Photodissociation dynamics of ethyl formate at 193 nm-based synchrotron radiation and ab initio calculations: hydrogen elimination and secondary dissociations

Abstract

This investigation reports the unimolecular dissociation of ethyl formate, CH₃CH₂OOCH, at 193 nm using VUV synchrotron radiation-based phorofragment translational spectroscopy. We obtained the translational energy distributions and determined the fractions of energy released into product translation. Eleven dissociation pathways (five primary and six secondary dissociation reactions) resulted from five detected photofragments (m/z = +1, +15, +29, +30, and +44). Hydrogen elimination, H + CH₃CH₂OOC, was determined as a primary channel whose detection corresponded to 78.8% ± 5.2% of the total H atoms observed. Hydrogen elimination was also identified through two additional secondary dissociations (H + CO₂ (16.8% ± 2.1%) and H + CH₃CHO (4.4% ± 2.2%)) on the microsecond time scale of the experiments. Our electronic structure calculations based on the UCCSD/cc-pVDZ level of theory revealed the energy barriers for relevant secondary dissociation channels.

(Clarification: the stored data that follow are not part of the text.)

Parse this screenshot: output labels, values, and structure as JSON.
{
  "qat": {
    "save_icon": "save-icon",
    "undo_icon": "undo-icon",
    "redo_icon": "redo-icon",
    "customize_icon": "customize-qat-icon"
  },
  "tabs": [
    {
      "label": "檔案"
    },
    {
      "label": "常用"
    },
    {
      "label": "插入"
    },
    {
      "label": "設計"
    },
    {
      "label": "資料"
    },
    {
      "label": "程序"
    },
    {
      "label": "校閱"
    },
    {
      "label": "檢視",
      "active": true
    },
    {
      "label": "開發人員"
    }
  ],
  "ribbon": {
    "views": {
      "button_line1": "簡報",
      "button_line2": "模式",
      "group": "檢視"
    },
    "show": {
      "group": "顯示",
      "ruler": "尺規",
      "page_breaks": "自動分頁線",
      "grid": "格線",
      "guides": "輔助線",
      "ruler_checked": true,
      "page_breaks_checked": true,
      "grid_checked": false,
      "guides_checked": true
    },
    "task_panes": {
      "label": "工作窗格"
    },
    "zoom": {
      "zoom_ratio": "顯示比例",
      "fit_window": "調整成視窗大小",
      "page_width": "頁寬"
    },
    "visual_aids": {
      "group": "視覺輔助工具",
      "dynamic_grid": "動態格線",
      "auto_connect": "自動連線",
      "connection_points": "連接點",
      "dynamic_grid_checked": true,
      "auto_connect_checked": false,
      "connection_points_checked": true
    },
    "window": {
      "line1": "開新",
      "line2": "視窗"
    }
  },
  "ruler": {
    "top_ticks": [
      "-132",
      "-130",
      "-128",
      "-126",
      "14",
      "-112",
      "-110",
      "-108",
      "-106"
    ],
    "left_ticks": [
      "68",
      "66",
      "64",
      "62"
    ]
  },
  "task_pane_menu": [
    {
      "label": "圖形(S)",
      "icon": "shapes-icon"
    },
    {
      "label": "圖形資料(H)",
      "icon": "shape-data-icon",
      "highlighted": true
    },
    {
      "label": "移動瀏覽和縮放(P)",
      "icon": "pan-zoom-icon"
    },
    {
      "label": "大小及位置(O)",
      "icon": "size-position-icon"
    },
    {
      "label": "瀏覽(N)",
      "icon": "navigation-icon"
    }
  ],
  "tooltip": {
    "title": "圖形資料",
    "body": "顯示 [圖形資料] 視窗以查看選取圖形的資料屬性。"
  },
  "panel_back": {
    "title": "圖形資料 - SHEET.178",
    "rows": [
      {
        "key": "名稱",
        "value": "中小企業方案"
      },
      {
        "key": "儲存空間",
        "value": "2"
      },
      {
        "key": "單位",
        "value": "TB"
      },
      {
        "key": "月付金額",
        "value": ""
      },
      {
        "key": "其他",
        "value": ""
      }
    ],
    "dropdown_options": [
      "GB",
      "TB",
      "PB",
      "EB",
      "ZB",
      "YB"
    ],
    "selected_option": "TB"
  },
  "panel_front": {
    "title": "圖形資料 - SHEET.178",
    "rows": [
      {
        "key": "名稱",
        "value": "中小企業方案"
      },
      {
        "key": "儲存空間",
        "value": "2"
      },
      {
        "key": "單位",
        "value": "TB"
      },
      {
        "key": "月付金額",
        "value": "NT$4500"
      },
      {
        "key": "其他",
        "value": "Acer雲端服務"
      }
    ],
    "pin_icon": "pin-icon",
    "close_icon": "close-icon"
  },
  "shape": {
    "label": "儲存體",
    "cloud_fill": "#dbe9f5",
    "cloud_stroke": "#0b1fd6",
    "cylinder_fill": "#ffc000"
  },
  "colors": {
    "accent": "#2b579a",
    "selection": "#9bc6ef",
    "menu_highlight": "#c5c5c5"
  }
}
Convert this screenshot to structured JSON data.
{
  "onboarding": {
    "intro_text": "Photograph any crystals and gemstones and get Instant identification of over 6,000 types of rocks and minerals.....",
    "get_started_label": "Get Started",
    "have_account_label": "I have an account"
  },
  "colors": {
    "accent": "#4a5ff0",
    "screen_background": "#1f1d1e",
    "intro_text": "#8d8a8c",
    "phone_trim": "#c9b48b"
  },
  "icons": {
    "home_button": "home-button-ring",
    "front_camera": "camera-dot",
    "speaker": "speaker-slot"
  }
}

Translational energy distributions constructed from the TOF data recorded and subsequent proposed reaction mechanisms are discussed. Also, considering the unobservable primary products CH₃CH₂OOC, CH₃CH₂O, HCOO, and HCOOCH₂, we suggest several secondary dissociations involving the production of fragments CH₃CH₂, CO₂, CH₃CHO, CH₃, CH₂O, HCO, and H. This investigation provides more detailed insights into the multichannel dissociation mechanisms of ethyl formate.